Le soir quand il rentrait, c'était pour s'asseoir à table et boire un verre de vin. Cela fait il allait se coucher sans mot dire.
Unys n'avait jamais été en bons termes avec Ermo. Au départ simple région de cette dernière, elle avait réussi à forger sa propre identité qui l'avait conduit à mener une révolution haute en couleur et à déclarer deux ans plus tard son indépendance. Mais la plupart des habitants d'Ermo ne parvinrent jamais à accepter ce dénouement. Les tensions persistèrent durant cinquante ans, autant politique qu'économique, sans pour autant déclarer ouvertement les hostilités. Avec le blocus, les rumeurs qui couraient dans les journaux et à la télévision ne parlaient que d'une chose : la guerre civile.
Et nous y allions tout droit. Un an après Ermo passait en armes la frontière d'Unys.

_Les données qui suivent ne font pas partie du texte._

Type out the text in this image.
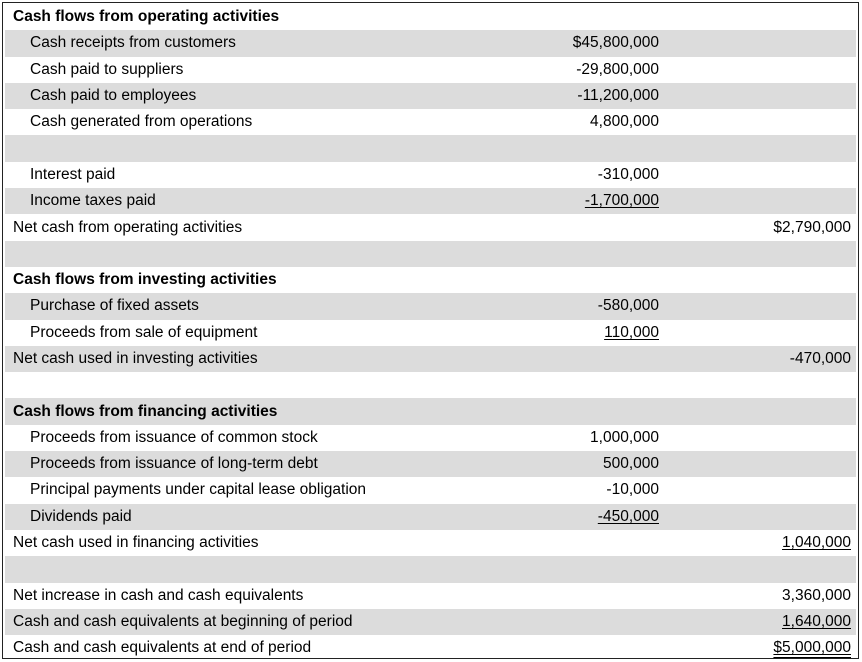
Cash flows from operating activities
Cash receipts from customers	$45,800,000
Cash paid to suppliers	-29,800,000
Cash paid to employees	-11,200,000
Cash generated from operations	4,800,000
Interest paid	-310,000
Income taxes paid	-1,700,000
Net cash from operating activities	$2,790,000
Cash flows from investing activities
Purchase of fixed assets	-580,000
Proceeds from sale of equipment	110,000
Net cash used in investing activities	-470,000
Cash flows from financing activities
Proceeds from issuance of common stock	1,000,000
Proceeds from issuance of long-term debt	500,000
Principal payments under capital lease obligation	-10,000
Dividends paid	-450,000
Net cash used in financing activities	1,040,000
Net increase in cash and cash equivalents	3,360,000
Cash and cash equivalents at beginning of period	1,640,000
Cash and cash equivalents at end of period	$5,000,000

« Avec leurs conneries nous allons droit à la catastrophe, disait parfois mon père en vidant son verre de vin, les rares soirs où il prenait la parole. Tout le monde se moque de leur connerie du genre l'Identité Nationale ou de reconquérir ce qui nous appartient. Qu'on leur laisse Unys, ce n'est qu'un bout de terre sans importance.

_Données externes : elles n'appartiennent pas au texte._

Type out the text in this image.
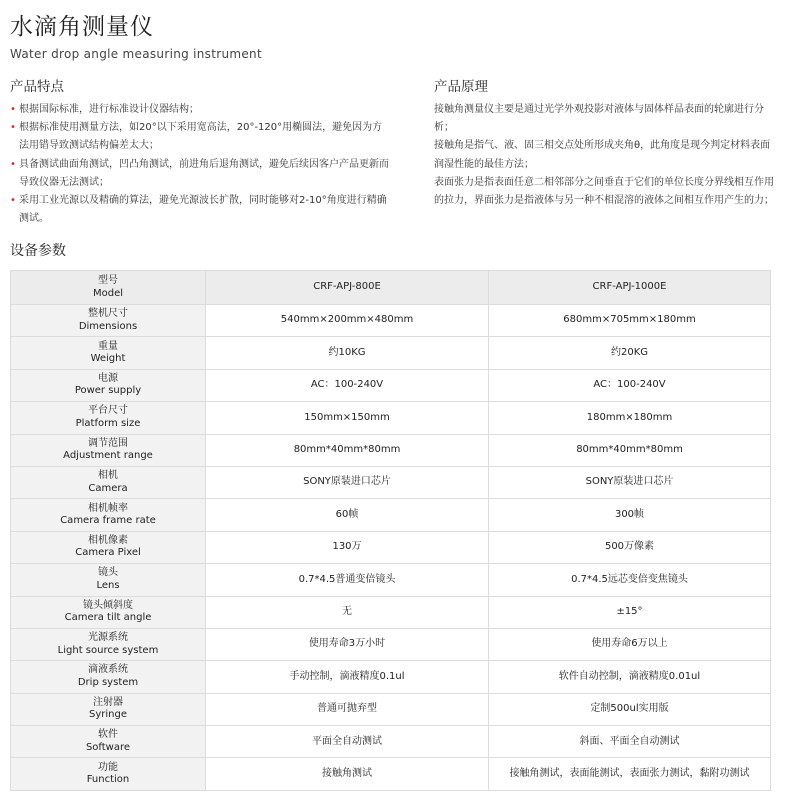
水滴角测量仪
Water drop angle measuring instrument
产品特点
• 根据国际标准，进行标准设计仪器结构；
• 根据标准使用测量方法，如20°以下采用宽高法，20°-120°用椭圆法，避免因为方法用错导致测试结构偏差太大；
• 具备测试曲面角测试，凹凸角测试，前进角后退角测试，避免后续因客户产品更新而导致仪器无法测试；
• 采用工业光源以及精确的算法，避免光源波长扩散，同时能够对2-10°角度进行精确测试。
产品原理

接触角测量仪主要是通过光学外观投影对液体与固体样品表面的轮廓进行分析；

接触角是指气、液、固三相交点处所形成夹角θ，此角度是现今判定材料表面润湿性能的最佳方法；

表面张力是指表面任意二相邻部分之间垂直于它们的单位长度分界线相互作用的拉力，界面张力是指液体与另一种不相混溶的液体之间相互作用产生的力；

设备参数
型号
Model	CRF-APJ-800E	CRF-APJ-1000E

整机尺寸
Dimensions	540mm×200mm×480mm	680mm×705mm×180mm

重量
Weight	约10KG	约20KG

电源
Power supply	AC：100-240V	AC：100-240V

平台尺寸
Platform size	150mm×150mm	180mm×180mm

调节范围
Adjustment range	80mm*40mm*80mm	80mm*40mm*80mm

相机
Camera	SONY原装进口芯片	SONY原装进口芯片

相机帧率
Camera frame rate	60帧	300帧

相机像素
Camera Pixel	130万	500万像素

镜头
Lens	0.7*4.5普通变倍镜头	0.7*4.5远芯变倍变焦镜头

镜头倾斜度
Camera tilt angle	无	±15°

光源系统
Light source system	使用寿命3万小时	使用寿命6万以上

滴液系统
Drip system	手动控制，滴液精度0.1ul	软件自动控制，滴液精度0.01ul

注射器
Syringe	普通可抛弃型	定制500ul实用版

软件
Software	平面全自动测试	斜面、平面全自动测试

功能
Function	接触角测试	接触角测试，表面能测试，表面张力测试，黏附功测试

– Nos ancêtres sont morts pour ce bout de terre, osait parfois répliquer ma mère.
– Et alors ? On doit en souffrir pour leur mémoire. L'heure n'est pas à la guerre, elle est aux finances. »
Puis il repartait dans ses histoires de sous, toujours de sous. L'argent par ci, l'argent par là. Un pokemon qui tourne en rond pour se mordre la queue.
Plus l'on parlait de guerre civile à la télé, plus il était tendu. Et le soir où Bryan Lowell, Maître de la Ligue, annonça à la télévision qu'on préparait les armes en vue de contrer La menace de la Petite Terre[i/], mon père sortit de ses gonds. Du moins il le fit à sa façon.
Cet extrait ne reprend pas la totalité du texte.